“Guarducci cerca convergenze col PD”: la replica di Amadio e Perini

Il consigliere interviene dopo le critiche: “Fare chiarezza per rispetto degli elettori e della funzione di controllo in Consiglio”.

Non avremmo mai voluto intervenire per commentare chi sceglie di prendere le distanze da noi, anche in ossequio al detto “anche le pulci hanno la tosse”. Ma davanti alle offese gratuite (e continue), è necessario fare chiarezza per rispetto degli elettori, che meritano di sapere che nel centro destra noi teniamo il timone dritto, senza cedere al canto della sirena Salvetti.

Sono mesi che il signor Guarducci, ad intervalli regolari, critica proprio noi che ci stiamo impegnando, senza sconti e senza compromessi, nel portare avanti l’opposizione ed esercitare la funzione di controllo sull’amministrazione comunale, che è il principale dovere, anche morale, di chi sta all’opposizione.

Siamo ben consapevoli che questa nostra attività di controllo, anche nel centro destra , dia fastidio perché ostacola melliflue convergenze di interessi. Anzi ci viene il dubbio che questi attacchi siano fatti su commissione o che rientrino in un patto con la maggioranza.

Ad oggi, l’opposizione di Guarducci si è tradotta in una politica dell’ “elemosina”, fatta di richieste minute e autoreferenziali. Infatti la sua attività consiliare si è contraddistinta per la richiesta di posti auto sotto casa, oggetto di una sua interpellanza, e per la richiesta di ulteriori 3200 euro di rimborsi spese da far avere alla sua amica di partito Elisa Amato, in qualità di Garante degli Animali. Davvero una visione della politica miope, piccola, senza respiro, lontanissima dalle vere esigenze della città.

Guarducci e altri rivendicano la necessità di un diverso centro destra, ma questa proposta è già stata respinta dagli elettori in ben due occasioni: la sonora sconfitta da candidato sindaco, la peggiore nella storia del centro destra, e l’insuccesso da candidato alle elezioni regionali.

All’indomani della sua prima batosta elettorale, avrebbe dovuto analizzare i dati e fare autocritica. Invece, la prima cosa che ha fatto è stata quella di gridare al complotto, pubblicando sui social un’immagine della congiura contro Giulio Cesare. È al quanto indicativo il narcisistico paragone tra un uomo che ha fatto la storia del mondo e Guarducci, che può fare giusto la storia della kermesse musicale “Perché il Goldoni è il Goldoni”. Crediamo che il problema di Guarducci sia proprio di evidenti limiti caratteriali, per altro ben conosciuti anche tra i suoi ex colleghi.

Non pago del flop come candidato sindaco, il nostro “illuminato statista” si è candidato alle elezioni regionali, riproponendo nuovamente la sua formula per un nuovo centro destra, e anche lì gli elettori hanno inferto un’altra batosta: non si era mai visto un ex candidato sindaco raccogliere, a distanza di 12 mesi, 273 preferenze in tutta Livorno da candidato in Regione.

Come dimenticare, infine, che Guarducci sognava di dare vita con la sua lista civica ad un “governo ombra” della giunta Salvetti, invece la sua lista civica si è squagliata come neve al sole. Lì sì che c’è stata una presa di distanze, ma degli ex aderenti alla lista civica rispetto ai trionfi sempre sognati e mai realizzati di Guarducci.

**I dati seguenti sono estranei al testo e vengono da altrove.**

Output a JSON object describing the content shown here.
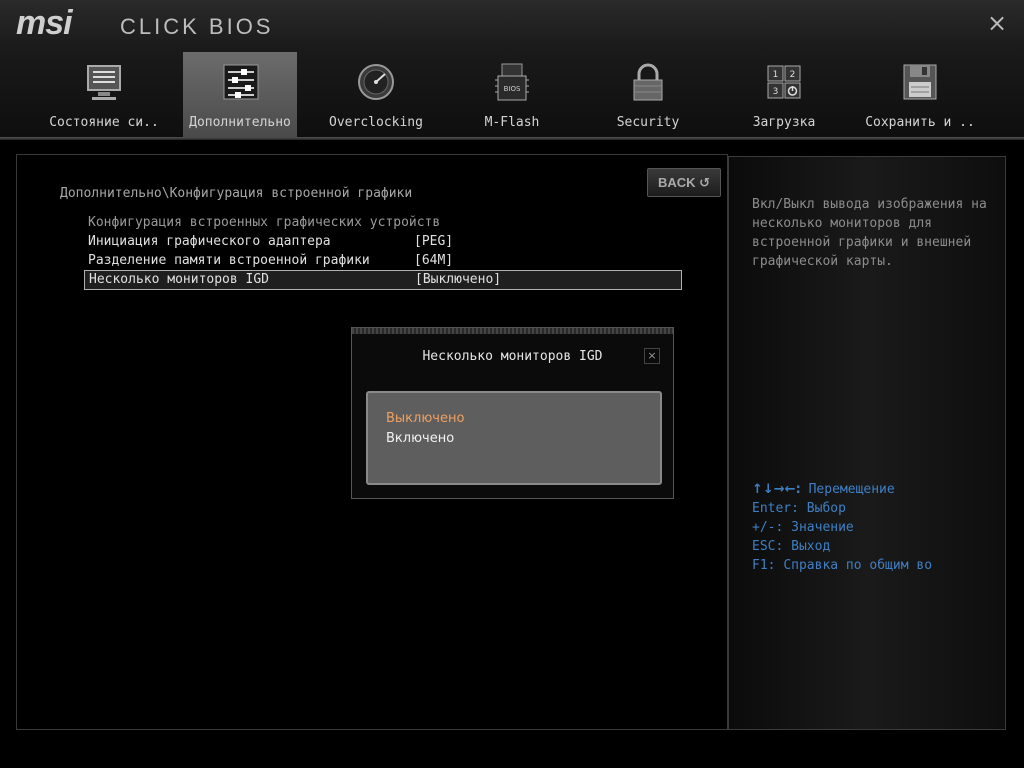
{
  "header": {
    "brand": "msi",
    "product": "CLICK BIOS",
    "close_symbol": "×"
  },
  "tabs": [
    {
      "label": "Состояние си..",
      "icon": "monitor-icon",
      "active": false
    },
    {
      "label": "Дополнительно",
      "icon": "settings-sliders-icon",
      "active": true
    },
    {
      "label": "Overclocking",
      "icon": "gauge-icon",
      "active": false
    },
    {
      "label": "M-Flash",
      "icon": "bios-chip-icon",
      "active": false
    },
    {
      "label": "Security",
      "icon": "lock-icon",
      "active": false
    },
    {
      "label": "Загрузка",
      "icon": "boot-order-icon",
      "active": false
    },
    {
      "label": "Сохранить и ..",
      "icon": "floppy-disk-icon",
      "active": false
    }
  ],
  "back_button": {
    "label": "BACK",
    "icon": "↺"
  },
  "breadcrumb": "Дополнительно\\Конфигурация встроенной графики",
  "settings": {
    "section_title": "Конфигурация встроенных графических устройств",
    "items": [
      {
        "name": "Инициация графического адаптера",
        "value": "[PEG]"
      },
      {
        "name": "Разделение памяти встроенной графики",
        "value": "[64M]"
      },
      {
        "name": "Несколько мониторов IGD",
        "value": "[Выключено]",
        "selected": true
      }
    ]
  },
  "dialog": {
    "title": "Несколько мониторов IGD",
    "close_symbol": "×",
    "options": [
      {
        "label": "Выключено",
        "highlighted": true
      },
      {
        "label": "Включено",
        "highlighted": false
      }
    ]
  },
  "help": {
    "description": "Вкл/Выкл вывода изображения на несколько мониторов для встроенной графики и внешней графической карты.",
    "keys": [
      {
        "key": "↑↓→←:",
        "action": "Перемещение"
      },
      {
        "key": "Enter:",
        "action": "Выбор"
      },
      {
        "key": "+/-:",
        "action": "Значение"
      },
      {
        "key": "ESC:",
        "action": "Выход"
      },
      {
        "key": "F1:",
        "action": "Справка по общим во"
      }
    ]
  },
  "colors": {
    "accent_text": "#e0e0e0",
    "highlight_option": "#f0a060",
    "key_hint": "#3e7fc3",
    "active_tab": "#5a5a5a"
  }
}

Insomma, questa “nuova” formula del centro destra è già vecchia ammuffita. A dirlo non siamo noi, ma gli elettori, stanchi della politica in cui, alla fine, destra e sinistra si ritrovano tutti al bar insieme.

Per noi la politica è amore e servizio per i nostri concittadini e va vissuta come una passione, senza avere paura di risultare scomodi e senza guardare agli interessi personali.